Rep. Lewis Helps Lead New Push to Reduce TSA Delays and Improve Efficiency and Increase Workforce
[WASHINGTON, DC] – Rep. John Lewis (GA-05), along with House Oversight Subcommittee on Transportation Ranking Member Tammy Duckworth (IL-08) and Reps. Ruben Gallego (AZ-07) and Patrick Murphy (FL-18), led 70 House Democrats in a push to permanently reduce excessively-long Transportation Security Administration (TSA) screening lines passengers have been forced to endure at airports around the country.
In a letter sent to senior Homeland Security Appropriators yesterday, the Members called for lifting an arbitrary and illogical statutory cap on the number of screeners TSA may employ that can cause needless delays for the flying public. The Members also urged several other substantive reforms and for increased resources to help TSA and the Department of Homeland Security (DHS) reduce passenger delays while maintaining a secure and efficient screening process.
Rep. Lewis also led Members of Georgia’s Congressional Delegation in a letter to TSA last month asking that at least 100 more Transportation Security Officers (TSOs) be sent to Hartsfield-Jackson Atlanta International Airport (ATL).
“I am proud to join my colleagues in this important effort,” said Rep. Lewis. “In Georgia, we are very proud to have both the world’s busiest airport in Atlanta and the TSA Academy in Glynn County. The long lines we have seen recently have been frustrating for everyone who flies through Hartsfield-Jackson. I am grateful for the way TSA has worked with the Airport and airlines to find new ways to strike the balance between efficiency and safety. We must do all we can to ensure that TSA has the resources it needs to train and retain officers and to carry out its mission to protect the flying public.”

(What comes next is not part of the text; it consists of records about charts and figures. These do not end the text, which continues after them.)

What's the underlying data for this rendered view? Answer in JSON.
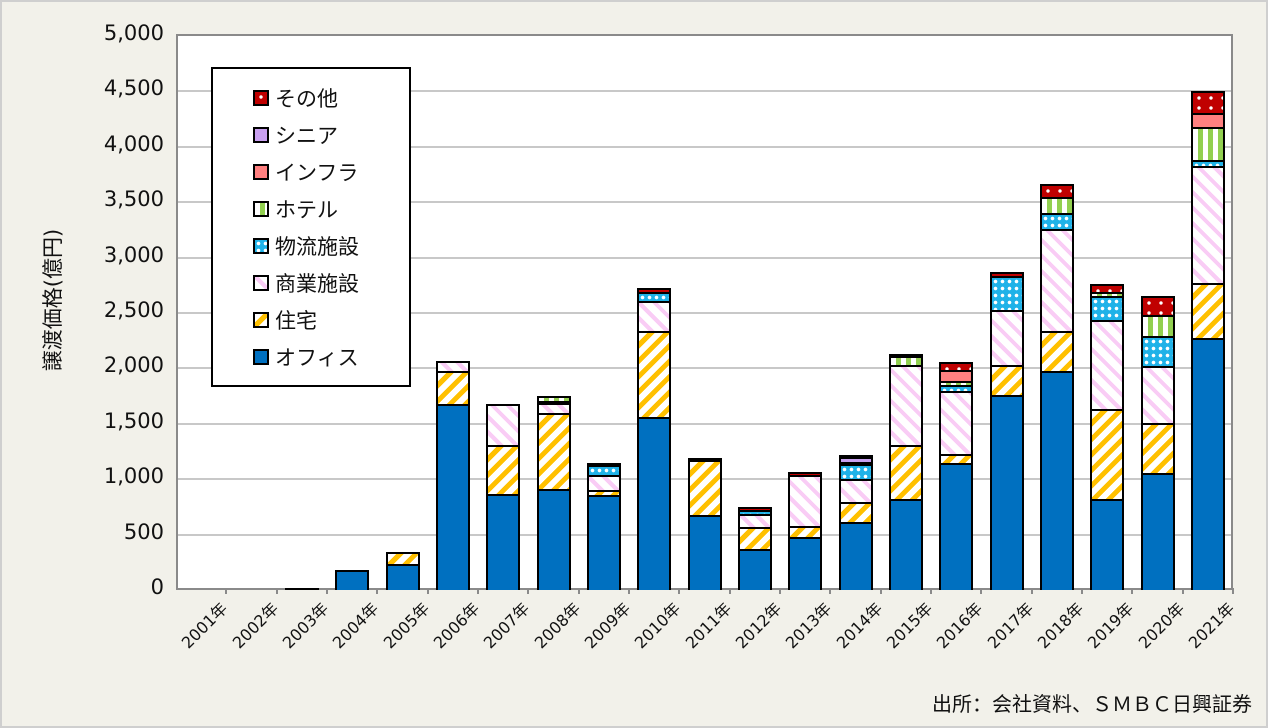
{
  "chart_data": {
    "type": "bar",
    "stacked": true,
    "title": "",
    "xlabel": "",
    "ylabel": "譲渡価格(億円)",
    "ylim": [
      0,
      5000
    ],
    "yticks": [
      "0",
      "500",
      "1,000",
      "1,500",
      "2,000",
      "2,500",
      "3,000",
      "3,500",
      "4,000",
      "4,500",
      "5,000"
    ],
    "grid": true,
    "legend_position": "upper-left inside",
    "categories": [
      "2001年",
      "2002年",
      "2003年",
      "2004年",
      "2005年",
      "2006年",
      "2007年",
      "2008年",
      "2009年",
      "2010年",
      "2011年",
      "2012年",
      "2013年",
      "2014年",
      "2015年",
      "2016年",
      "2017年",
      "2018年",
      "2019年",
      "2020年",
      "2021年"
    ],
    "series": [
      {
        "name": "オフィス",
        "key": "office",
        "color": "#0070C0",
        "values": [
          0,
          0,
          10,
          180,
          235,
          1680,
          870,
          910,
          855,
          1560,
          680,
          370,
          480,
          610,
          820,
          1150,
          1760,
          1975,
          825,
          1055,
          2270
        ]
      },
      {
        "name": "住宅",
        "key": "residential",
        "color": "#FFC000",
        "values": [
          0,
          0,
          0,
          0,
          105,
          300,
          435,
          690,
          45,
          775,
          490,
          200,
          100,
          185,
          490,
          75,
          270,
          360,
          805,
          455,
          500
        ]
      },
      {
        "name": "商業施設",
        "key": "commercial",
        "color": "#F9CCF5",
        "values": [
          0,
          0,
          0,
          0,
          0,
          90,
          375,
          90,
          135,
          270,
          0,
          120,
          460,
          205,
          720,
          570,
          500,
          920,
          805,
          515,
          1055
        ]
      },
      {
        "name": "物流施設",
        "key": "logistics",
        "color": "#1FB2E8",
        "values": [
          0,
          0,
          0,
          0,
          0,
          0,
          0,
          20,
          90,
          85,
          0,
          35,
          0,
          140,
          0,
          55,
          305,
          150,
          215,
          270,
          55
        ]
      },
      {
        "name": "ホテル",
        "key": "hotel",
        "color": "#92D050",
        "values": [
          0,
          0,
          0,
          0,
          0,
          0,
          0,
          45,
          0,
          0,
          0,
          0,
          0,
          15,
          80,
          40,
          0,
          145,
          40,
          190,
          295
        ]
      },
      {
        "name": "インフラ",
        "key": "infra",
        "color": "#FF8080",
        "values": [
          0,
          0,
          0,
          0,
          0,
          0,
          0,
          0,
          0,
          0,
          0,
          0,
          0,
          0,
          0,
          95,
          0,
          0,
          0,
          0,
          130
        ]
      },
      {
        "name": "シニア",
        "key": "senior",
        "color": "#C9A0F0",
        "values": [
          0,
          0,
          0,
          0,
          0,
          0,
          0,
          0,
          0,
          0,
          0,
          0,
          0,
          50,
          0,
          0,
          0,
          0,
          0,
          0,
          0
        ]
      },
      {
        "name": "その他",
        "key": "other",
        "color": "#C00000",
        "values": [
          0,
          0,
          0,
          0,
          0,
          0,
          0,
          0,
          20,
          35,
          15,
          25,
          25,
          10,
          10,
          70,
          35,
          110,
          70,
          170,
          195
        ]
      }
    ],
    "source": "出所：会社資料、ＳＭＢＣ日興証券"
  },
  "legend": {
    "items": [
      {
        "label": "その他",
        "key": "other"
      },
      {
        "label": "シニア",
        "key": "senior"
      },
      {
        "label": "インフラ",
        "key": "infra"
      },
      {
        "label": "ホテル",
        "key": "hotel"
      },
      {
        "label": "物流施設",
        "key": "logistics"
      },
      {
        "label": "商業施設",
        "key": "commercial"
      },
      {
        "label": "住宅",
        "key": "residential"
      },
      {
        "label": "オフィス",
        "key": "office"
      }
    ]
  },
  "axis": {
    "ylabel": "譲渡価格(億円)"
  },
  "footer": {
    "source": "出所：会社資料、ＳＭＢＣ日興証券"
  }
}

In light of recent high-profile instances of passengers waiting for hours in slow-moving screening lines, often missing flights, the Department of Homeland Security (DHS) and TSA made several immediate—but temporary—improvements to address delays. In addition to urging the lifting of the needless screener cap, the letter also calls for the House Appropriators to include additional resources and authorities to help DHS and TSA to permanently address screening delays at security checkpoints.
The text of the letter follows:
Dear Chairman Carter and Ranking Member Roybal-Allard:
We write on behalf of American travelers who are frustrated and angry because of excessive delays at security screening checkpoints in airports throughout the country. We are concerned at the recent high-profile instances of multiple hour wait times at major airports. The Transportation Security Administration (TSA) must have the authority and resources to effectively protect the nation’s transportation systems to ensure freedom of movement for people and commerce.
While we support DHS’ immediate corrective actions to decrease wait times, these steps are only temporary solutions. In recent years, the size of the TSA workforce has declined by approximately 12 percent, while the number of domestic air travelers has increased by a similar percentage. A range of key stakeholders—including major airports, industry groups and organized labor—have called for increased TSA staffing levels.
Accordingly, as the Subcommittee develops the Fiscal Year 2017 Department of Homeland Security (DHS) Appropriations Act, we strongly urge you to ensure that TSA can effectively and efficiently implement a risk-based aviation security screening process that optimizes deployment of agency resources to match seasonal fluctuations in travel volume. Specifically, we believe the FY 17 DHS appropriations bill should:
- Eliminate arbitrary restrictions that cap the size of TSA’s Transportation Security Officer (TSO) workforce without regard to the continually evolving and growing range of terrorist threats targeting the traveling public or the level of traveler demand;
- Ensure TSA possesses necessary flexibility to deploy TSO personnel in an agile and responsive manner that matches a continually changing threat environment and fluctuating traveler volumes based on various factors;
- Require TSA to analyze and enhance its TSO staffing allocation model to be more flexible and responsive to variations in travel volume;
- Provide TSA with necessary resources to recruit, retain and continually train a talented TSO workforce that is of sufficient quantity and quality to implement the improved staffing allocation model; and
- Ensure TSA is provided robust funding to deploy advanced personnel and proven detection technology, particularly K-9 teams, in an agile manner to airports experiencing elevated travel volumes and higher security threat assessments.
Recognizing that the DHS appropriations bill must address a range of pressing homeland security priorities, we strongly encourage the Subcommittee provide funding for TSA operations at a level commensurate with the agency’s growing workload in preventing terrorist plots targeting our aviation system. In addition, we strongly believe aviation security must never be compromised by irrational or unjustified congressional caps on the number of transportation security officers the agency may employ to best protect American travelers.
Thank you for your attention to these requests. TSA’s counterterror mission is, and must always remain, the agency’s highest priority. Fortunately, the goals of enhanced security and more efficient processing are not mutually exclusive objectives. We look forward to working with you to support the important work that tens of thousands of Transportation Security Officers do every day to keep the American people safe.